Spectrum {Spectrum} | R Documentation |
Spectrum: Fast Adaptive Spectral Clustering for Single and Multi-view Data
Description
Spectrum is a self-tuning spectral clustering method for single or multi-view data. Spectrum uses a new type of adaptive density-aware kernel that strengthens connections between points that share common nearest neighbours in the graph. For integrating multi-view data and reducing noise a tensor product graph data integration and diffusion procedure is used. Spectrum analyses eigenvector variance or distribution to determine the number of clusters. Spectrum is well suited for a wide range of data, including both Gaussian and non-Gaussian structures.
Usage
Spectrum(data, method = 1, silent = FALSE, showres = TRUE,
diffusion = TRUE, kerneltype = c("density", "stsc"), maxk = 10,
NN = 3, NN2 = 7, showpca = FALSE, frac = 2, thresh = 7,
fontsize = 18, dotsize = 3, tunekernel = FALSE,
clusteralg = "GMM", FASP = FALSE, FASPk = NULL, fixk = NULL,
krangemax = 10, runrange = FALSE, diffusion_iters = 4,
KNNs_p = 10, missing = FALSE)
Arguments
data |
Data frame or list of data frames: contains the data with points to cluster as columns and rows as features. For multi-view data a list of dataframes is to be supplied with the samples in the same order. |
method |
Numerical value: 1 = default eigengap method (Gaussian clusters), 2 = multimodality gap method (Gaussian/ non-Gaussian clusters), 3 = no automatic method (see fixk param) |
silent |
Logical flag: whether to turn off messages |
showres |
Logical flag: whether to show the results on the screen |
diffusion |
Logical flag: whether to perform graph diffusion to reduce noise (default=TRUE) |
kerneltype |
Character string: 'density' (default) = adaptive density aware kernel, 'stsc' = Zelnik-Manor self-tuning kernel |
maxk |
Numerical value: the maximum number of expected clusters (default=10).
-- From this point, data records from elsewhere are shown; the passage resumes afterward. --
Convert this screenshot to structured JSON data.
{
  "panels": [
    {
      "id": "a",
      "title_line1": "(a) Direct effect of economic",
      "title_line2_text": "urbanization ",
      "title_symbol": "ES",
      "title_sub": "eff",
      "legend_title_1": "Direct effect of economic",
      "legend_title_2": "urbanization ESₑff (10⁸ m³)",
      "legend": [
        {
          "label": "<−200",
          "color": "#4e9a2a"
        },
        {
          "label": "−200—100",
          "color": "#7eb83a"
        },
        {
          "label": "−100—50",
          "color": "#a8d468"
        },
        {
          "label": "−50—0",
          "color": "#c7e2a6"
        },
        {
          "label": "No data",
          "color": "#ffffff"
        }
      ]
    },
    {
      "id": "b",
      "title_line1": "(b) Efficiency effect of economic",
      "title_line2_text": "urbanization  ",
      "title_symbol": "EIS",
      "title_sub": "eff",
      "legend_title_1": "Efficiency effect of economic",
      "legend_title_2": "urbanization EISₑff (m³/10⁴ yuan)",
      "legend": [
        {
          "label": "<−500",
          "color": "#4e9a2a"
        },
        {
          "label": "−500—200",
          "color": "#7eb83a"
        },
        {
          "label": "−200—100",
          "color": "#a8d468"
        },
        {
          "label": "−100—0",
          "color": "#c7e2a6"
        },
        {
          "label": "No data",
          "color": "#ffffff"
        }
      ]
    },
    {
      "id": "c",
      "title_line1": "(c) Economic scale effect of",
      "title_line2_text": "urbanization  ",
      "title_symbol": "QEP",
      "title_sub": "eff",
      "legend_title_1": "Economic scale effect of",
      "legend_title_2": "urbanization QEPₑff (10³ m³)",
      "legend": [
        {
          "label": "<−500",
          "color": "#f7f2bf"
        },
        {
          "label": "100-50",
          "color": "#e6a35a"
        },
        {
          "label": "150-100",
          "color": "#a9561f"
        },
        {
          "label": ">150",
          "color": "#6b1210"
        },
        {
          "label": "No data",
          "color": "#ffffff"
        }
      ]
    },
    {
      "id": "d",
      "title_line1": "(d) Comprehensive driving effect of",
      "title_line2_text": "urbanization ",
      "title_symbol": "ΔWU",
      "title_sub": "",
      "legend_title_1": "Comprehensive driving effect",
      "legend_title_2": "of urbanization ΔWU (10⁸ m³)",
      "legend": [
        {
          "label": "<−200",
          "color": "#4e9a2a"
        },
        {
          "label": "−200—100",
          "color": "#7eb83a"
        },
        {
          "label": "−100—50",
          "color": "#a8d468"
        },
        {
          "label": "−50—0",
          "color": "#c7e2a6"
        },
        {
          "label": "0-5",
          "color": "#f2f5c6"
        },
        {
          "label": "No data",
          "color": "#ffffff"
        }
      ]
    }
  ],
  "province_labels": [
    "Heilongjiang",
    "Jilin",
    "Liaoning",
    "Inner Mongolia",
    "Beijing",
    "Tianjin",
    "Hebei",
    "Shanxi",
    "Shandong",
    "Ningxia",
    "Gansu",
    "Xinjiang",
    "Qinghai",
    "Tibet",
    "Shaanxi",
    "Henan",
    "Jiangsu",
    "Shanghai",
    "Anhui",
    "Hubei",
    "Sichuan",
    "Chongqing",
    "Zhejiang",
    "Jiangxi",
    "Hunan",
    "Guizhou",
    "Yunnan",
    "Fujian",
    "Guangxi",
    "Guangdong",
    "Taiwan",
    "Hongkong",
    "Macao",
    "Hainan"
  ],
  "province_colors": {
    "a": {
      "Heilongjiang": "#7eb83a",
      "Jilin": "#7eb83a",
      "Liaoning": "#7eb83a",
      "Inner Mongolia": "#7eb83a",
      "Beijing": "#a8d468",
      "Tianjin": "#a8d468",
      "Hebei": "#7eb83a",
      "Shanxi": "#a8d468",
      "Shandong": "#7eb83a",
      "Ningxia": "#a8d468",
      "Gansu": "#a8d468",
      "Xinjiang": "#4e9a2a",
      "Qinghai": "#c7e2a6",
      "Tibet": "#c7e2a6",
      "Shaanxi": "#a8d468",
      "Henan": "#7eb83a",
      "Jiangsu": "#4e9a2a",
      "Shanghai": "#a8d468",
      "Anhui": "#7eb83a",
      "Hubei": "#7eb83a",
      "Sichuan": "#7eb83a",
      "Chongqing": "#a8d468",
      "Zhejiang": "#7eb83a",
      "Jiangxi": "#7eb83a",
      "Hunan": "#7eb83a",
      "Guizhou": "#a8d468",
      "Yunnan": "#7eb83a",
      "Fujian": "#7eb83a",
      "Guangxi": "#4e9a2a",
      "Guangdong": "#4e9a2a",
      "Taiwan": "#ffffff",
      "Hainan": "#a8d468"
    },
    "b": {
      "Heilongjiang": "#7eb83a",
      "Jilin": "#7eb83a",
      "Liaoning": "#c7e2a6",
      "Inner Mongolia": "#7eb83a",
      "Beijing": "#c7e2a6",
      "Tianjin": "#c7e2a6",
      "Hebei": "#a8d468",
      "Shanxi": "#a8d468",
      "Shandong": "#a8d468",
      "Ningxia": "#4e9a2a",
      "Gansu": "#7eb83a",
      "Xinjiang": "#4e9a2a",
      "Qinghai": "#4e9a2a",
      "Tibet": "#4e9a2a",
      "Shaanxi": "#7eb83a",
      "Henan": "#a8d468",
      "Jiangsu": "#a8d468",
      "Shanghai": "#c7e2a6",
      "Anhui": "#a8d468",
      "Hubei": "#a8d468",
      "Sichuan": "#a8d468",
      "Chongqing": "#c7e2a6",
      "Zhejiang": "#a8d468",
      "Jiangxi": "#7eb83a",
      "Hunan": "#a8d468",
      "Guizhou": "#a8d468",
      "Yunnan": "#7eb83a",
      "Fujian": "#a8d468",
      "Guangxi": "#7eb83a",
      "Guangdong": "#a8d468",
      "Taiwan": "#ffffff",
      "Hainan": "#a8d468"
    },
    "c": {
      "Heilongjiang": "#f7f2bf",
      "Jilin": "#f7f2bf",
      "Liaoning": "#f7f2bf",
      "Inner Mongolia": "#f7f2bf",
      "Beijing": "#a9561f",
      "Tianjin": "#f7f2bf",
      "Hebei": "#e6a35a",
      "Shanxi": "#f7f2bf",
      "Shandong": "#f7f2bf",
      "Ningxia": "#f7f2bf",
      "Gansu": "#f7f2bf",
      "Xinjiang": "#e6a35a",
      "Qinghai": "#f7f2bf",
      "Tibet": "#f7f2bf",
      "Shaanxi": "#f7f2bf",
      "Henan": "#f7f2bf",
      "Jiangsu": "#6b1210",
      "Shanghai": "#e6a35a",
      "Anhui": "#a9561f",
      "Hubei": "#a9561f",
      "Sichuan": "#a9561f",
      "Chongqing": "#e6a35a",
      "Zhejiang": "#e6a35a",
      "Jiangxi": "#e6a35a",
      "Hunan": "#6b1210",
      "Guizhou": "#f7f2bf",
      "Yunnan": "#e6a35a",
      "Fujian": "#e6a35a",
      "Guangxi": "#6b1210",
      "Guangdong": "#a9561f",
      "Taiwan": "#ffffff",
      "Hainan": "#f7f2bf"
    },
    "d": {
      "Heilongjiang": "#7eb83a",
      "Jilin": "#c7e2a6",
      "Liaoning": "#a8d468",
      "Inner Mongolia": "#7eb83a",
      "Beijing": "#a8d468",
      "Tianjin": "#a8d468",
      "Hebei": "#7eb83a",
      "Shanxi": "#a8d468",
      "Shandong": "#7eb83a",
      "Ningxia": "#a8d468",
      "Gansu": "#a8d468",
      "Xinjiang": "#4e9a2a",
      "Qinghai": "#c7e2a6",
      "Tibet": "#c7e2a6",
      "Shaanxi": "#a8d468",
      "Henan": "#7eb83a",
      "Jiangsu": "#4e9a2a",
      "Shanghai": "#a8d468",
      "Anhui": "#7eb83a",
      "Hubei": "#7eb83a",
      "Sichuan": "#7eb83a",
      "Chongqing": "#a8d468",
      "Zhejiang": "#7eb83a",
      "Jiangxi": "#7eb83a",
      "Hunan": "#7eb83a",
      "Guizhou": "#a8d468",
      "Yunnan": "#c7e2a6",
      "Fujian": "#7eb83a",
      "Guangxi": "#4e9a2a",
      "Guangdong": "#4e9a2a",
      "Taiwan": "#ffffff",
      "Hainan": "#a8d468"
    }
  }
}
This is data dependent, do not set excessively high. |
NN |
Numerical value: kernel param, the number of nearest neighbours to use sigma parameters (default=3) |
NN2 |
Numerical value: kernel param, the number of nearest neighbours to use for the common nearest neigbours (default = 7) |
showpca |
Logical flag: whether to show pca when running on one view |
frac |
Numerical value: optk search param, fraction to find the last substantial drop (multimodality gap method param) |
thresh |
Numerical value: optk search param, how many points ahead to keep searching (multimodality gap method param) |
fontsize |
Numerical value: controls font size of the ggplot2 plots |
dotsize |
Numerical value: controls the dot size of the ggplot2 plots |
tunekernel |
Logical flag: whether to tune the kernel, only applies for method 2 (default=FALSE) |
clusteralg |
Character string: clustering algorithm for eigenvector matrix (GMM or km) |
FASP |
Logical flag: whether to use Fast Approximate Spectral Clustering (for v. high sample numbers) |
FASPk |
Numerical value: the number of centroids to compute when doing FASP |
fixk |
Numerical value: if we are just performing spectral clustering without automatic selection of K, set this parameter and method to 3 |
krangemax |
Numerical value: the maximum K value to iterate towards when running a range of K |
runrange |
Logical flag: whether to run a range of K or not (default=FALSE), puts Kth results into Kth element of list |
diffusion_iters |
Numerical value: number of diffusion iterations for the graph (default=4) |
KNNs_p |
Numerical value: number of KNNs when making KNN graph (default=10, suggested=10-20) |
missing |
Logical flag: whether to impute missing data in multi-view analysis (default=FALSE) |
Value
A list, containing: 1) cluster assignments, in the same order as input data columns 2) eigenvector analysis results (either eigenvalues or dip test statistics) 3) optimal K 4) final similarity matrix 5) eigenvectors and eigenvalues of graph Laplacian
Examples
res <- Spectrum(brain[[1]][,1:50])